The global market is rapidly growing, however. According to the Food and Agriculture Organization of the United Nations, production tripled between 2000 and 2018. The report notes that algae accounts for the fastest-growing food sector in the world.
 
Finding a balance between farming and sustainability


Potin and Doumeizel are calling to accelerate research in algaculture. “Beyond its economic potential, it’s even more important because lots of alga species are disappearing, due to ocean heating and climate change,” explains Potin, drawing on the example of a forest of seaweed off the coast of California that has declined by 80 percent in the last few years. “Developing algaculture would allow us to restore ecosystems.”

“But of course, this has to be done carefully and with a lot of thought,” he adds. “We mustn’t damage our oceans even further by doing anything we can to grow algae.” In Asia, algaculture has already come up against limitations. Just as with intensive agriculture, algaculture is often blamed for taking up too much space. The use of fertiliser for accelerating production is also very common. “And often it’s monocultures that are grown, which effectively wipe out other species,” Potin notes with regret.

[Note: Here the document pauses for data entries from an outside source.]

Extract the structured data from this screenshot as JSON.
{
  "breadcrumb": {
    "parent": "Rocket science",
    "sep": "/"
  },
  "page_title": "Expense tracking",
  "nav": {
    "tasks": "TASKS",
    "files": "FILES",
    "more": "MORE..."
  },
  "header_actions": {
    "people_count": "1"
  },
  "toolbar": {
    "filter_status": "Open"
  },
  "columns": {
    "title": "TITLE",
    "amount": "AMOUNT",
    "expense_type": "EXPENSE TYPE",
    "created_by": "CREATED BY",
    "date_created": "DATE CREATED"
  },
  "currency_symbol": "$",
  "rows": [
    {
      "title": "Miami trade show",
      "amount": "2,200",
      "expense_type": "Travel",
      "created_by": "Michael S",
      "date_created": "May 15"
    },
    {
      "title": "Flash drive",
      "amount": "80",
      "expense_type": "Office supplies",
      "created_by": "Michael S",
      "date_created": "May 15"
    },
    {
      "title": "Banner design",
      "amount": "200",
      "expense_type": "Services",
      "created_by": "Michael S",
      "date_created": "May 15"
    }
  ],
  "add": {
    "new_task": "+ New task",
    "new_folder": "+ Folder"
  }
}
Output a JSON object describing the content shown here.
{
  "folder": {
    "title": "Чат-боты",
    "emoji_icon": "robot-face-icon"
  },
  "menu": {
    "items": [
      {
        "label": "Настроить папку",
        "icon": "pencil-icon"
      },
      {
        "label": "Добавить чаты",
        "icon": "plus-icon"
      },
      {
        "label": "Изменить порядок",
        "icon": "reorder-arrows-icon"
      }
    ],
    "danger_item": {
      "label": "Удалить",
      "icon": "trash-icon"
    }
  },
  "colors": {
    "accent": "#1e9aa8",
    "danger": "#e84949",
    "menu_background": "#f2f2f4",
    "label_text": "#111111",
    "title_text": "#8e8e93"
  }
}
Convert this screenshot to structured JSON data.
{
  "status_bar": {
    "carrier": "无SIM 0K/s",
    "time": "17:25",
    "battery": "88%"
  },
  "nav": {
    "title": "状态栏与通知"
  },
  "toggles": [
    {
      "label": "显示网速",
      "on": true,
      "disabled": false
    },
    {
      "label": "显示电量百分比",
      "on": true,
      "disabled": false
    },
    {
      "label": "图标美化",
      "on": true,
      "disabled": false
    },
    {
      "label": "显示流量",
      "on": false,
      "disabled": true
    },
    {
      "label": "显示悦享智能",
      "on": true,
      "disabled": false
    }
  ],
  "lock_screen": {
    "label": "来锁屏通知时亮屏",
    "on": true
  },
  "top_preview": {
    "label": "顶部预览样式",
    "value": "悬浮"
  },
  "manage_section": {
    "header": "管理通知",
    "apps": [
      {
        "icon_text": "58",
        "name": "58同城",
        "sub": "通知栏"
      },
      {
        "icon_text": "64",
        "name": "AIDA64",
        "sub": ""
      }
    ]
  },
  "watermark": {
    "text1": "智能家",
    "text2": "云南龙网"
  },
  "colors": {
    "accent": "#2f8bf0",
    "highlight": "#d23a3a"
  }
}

There’s an added challenge for algae farming in Europe. “Amongst the thousands of species of algae that exist, we are only able to farm about 10, and mostly Asian species. We have to do more research on European species. We want to avoid importing exotic algae that could disrupt ecosystems here,” emphasises Potin.

Potin and Doumeizel are part of the team behind the Safe Seaweed Coalition, a new organisation managed by the United Nations, the French National Centre for Scientific Research and the Lloyd’s Register Foundation. Its aim is to bring together businesses, scientists and farmers to set up international legislation for the seaweed industry.

At the One Ocean Summit, Doumeizel will be pushing algae’s many virtues in talks with Barbara Pompili, France’s minister of ecological transition. “France has huge potential. Brittany has a seaweed zone that’s unique in the world,” he says. “The government has to take advantage of it.”

This story is a translation of the original in French.